Last month my friend Mary and her sister came to visit from Virginia. Their three-day stay was my great chance to show that, though exiled in Manhattan, I could still haul out the Southern hospitality. I wasn’t sure that I and my tiny, dust-bunnied, grad-student apartment were up to it, and it turned out that we weren’t, quite. I had to ask my guests to bring their own towels, because I owned only two. (Well, now I own four: Mary sent me a pair of fluffy 110-ply blue ones as a thank-you gift.)
I grew up on biblical stories about hospitality. In Genesis, Abraham goes out of his way to welcome three guests, strangers all. They turn out not to be weary, rumpled travelers but angels who have come to tell the childless Abraham and Sarah that they’ll soon have a son. This story is echoed in the Gospels, which tell of two men who encounter a stranger on the road to Emmaus. As they walk, the two men invite the stranger to join them for dinner, and while breaking bread they realize their guest is the risen Jesus.

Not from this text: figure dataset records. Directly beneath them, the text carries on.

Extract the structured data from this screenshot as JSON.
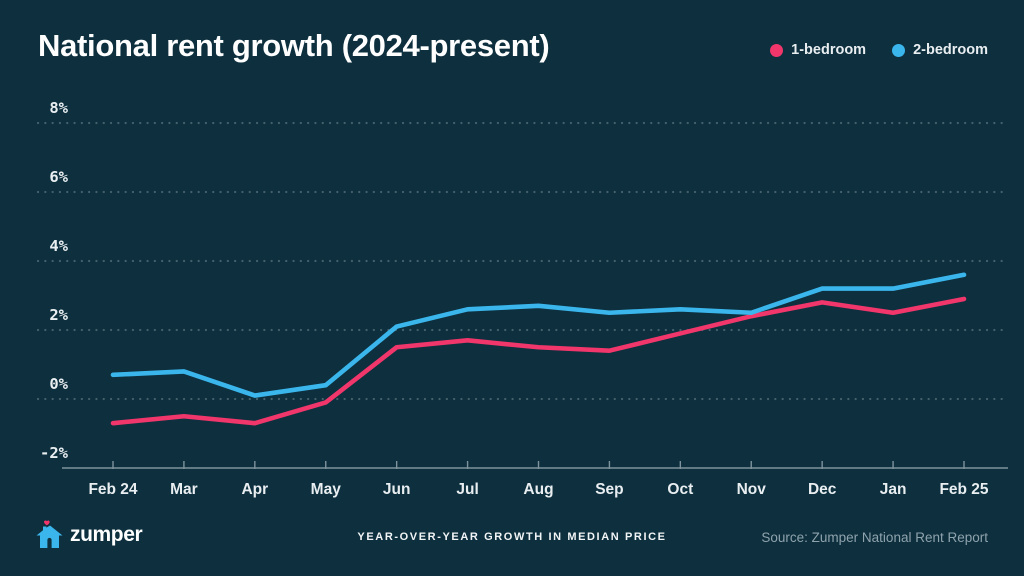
{
  "header": {
    "title": "National rent growth (2024-present)"
  },
  "legend": [
    {
      "label": "1-bedroom",
      "color": "#F0366B"
    },
    {
      "label": "2-bedroom",
      "color": "#3AB6EC"
    }
  ],
  "chart_data": {
    "type": "line",
    "x": [
      "Feb 24",
      "Mar",
      "Apr",
      "May",
      "Jun",
      "Jul",
      "Aug",
      "Sep",
      "Oct",
      "Nov",
      "Dec",
      "Jan",
      "Feb 25"
    ],
    "series": [
      {
        "name": "1-bedroom",
        "color": "#F0366B",
        "values": [
          -0.7,
          -0.5,
          -0.7,
          -0.1,
          1.5,
          1.7,
          1.5,
          1.4,
          1.9,
          2.4,
          2.8,
          2.5,
          2.9
        ]
      },
      {
        "name": "2-bedroom",
        "color": "#3AB6EC",
        "values": [
          0.7,
          0.8,
          0.1,
          0.4,
          2.1,
          2.6,
          2.7,
          2.5,
          2.6,
          2.5,
          3.2,
          3.2,
          3.6
        ]
      }
    ],
    "title": "National rent growth (2024-present)",
    "xlabel": "",
    "ylabel": "",
    "ylim": [
      -2,
      8
    ],
    "yticks": [
      8,
      6,
      4,
      2,
      0,
      -2
    ],
    "ytick_suffix": "%",
    "grid": "dotted-horizontal",
    "legend_position": "top-right"
  },
  "footer": {
    "brand": "zumper",
    "caption": "YEAR-OVER-YEAR GROWTH IN MEDIAN PRICE",
    "source": "Source: Zumper National Rent Report"
  },
  "colors": {
    "background": "#0D2F3E",
    "one_bedroom_line": "#F0366B",
    "two_bedroom_line": "#3AB6EC",
    "gridline": "#44606C",
    "axis_line": "#7E939C",
    "tick_text": "#E9EEF1",
    "muted_text": "#8FA3AD",
    "title_text": "#FFFFFF"
  }
}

Hospitality is supposedly something we do for others, but whenever I have guests (even those who don’t buy me towels or turn out to be angels or deities), I feel like I’m reaping the benefits. Hospitality involves sharing an intimate, private place, and letting someone in shows trust. It shows that we’re committed to lasting relationships with our friends, not just quick coffees when convenient.
If Mary and her sister had stayed in a hotel when they came to New York, we would have met up for dinner one night, but I wouldn’t have spilled my romantic woes to her at 7:45 A.M. while her sister was showering and I was curling my hair. I wouldn’t have counseled Mary, over late-night tea, about whether she should continue to scrape by as a writer or search for a teaching job. There simply wouldn’t have been time.
My mother, a fine hostess when she sets her mind to it, rarely has overnight guests because she feels she has to turn her house into Martha Stewart Living to accommodate them. She stocks the kitchen with home-baked goodies, dusts floorboards that were dusted two days before, and buys new hand towels, soaps, and lotions for the guest bathroom. In the 1957 edition of Etiquette, Emily Post describes the endless trials of the perfect hostess: If the cook leaves, the hostess will have to organize a last-minute picnic. Unless she “is actually unable to stand up,” a hostess must keep any physical ailments hush-hush. “The ideal hostess must have so many perfections … that were she described in full, no one seemingly but a combination of seer and angel could ever hope to qualify.”
The first step to reviving hospitality is redefining it. I can’t imagine having time even to shop for dinner, much less cook it, but I can order in exotic Swedish food that Mary and her sister won’t find in Charlottesville. I can scan my crowded bookshelves for the titles they’ll enjoy and leave them on the bedside table. And I can make sure Mary’s favorite Irish tea is in my cabinet. Guests aren’t looking for five-course meals. They’re looking for a little comfort away from home, a firm mattress, a warm welcome. And what they offer in return is the incomparable joy of closeness.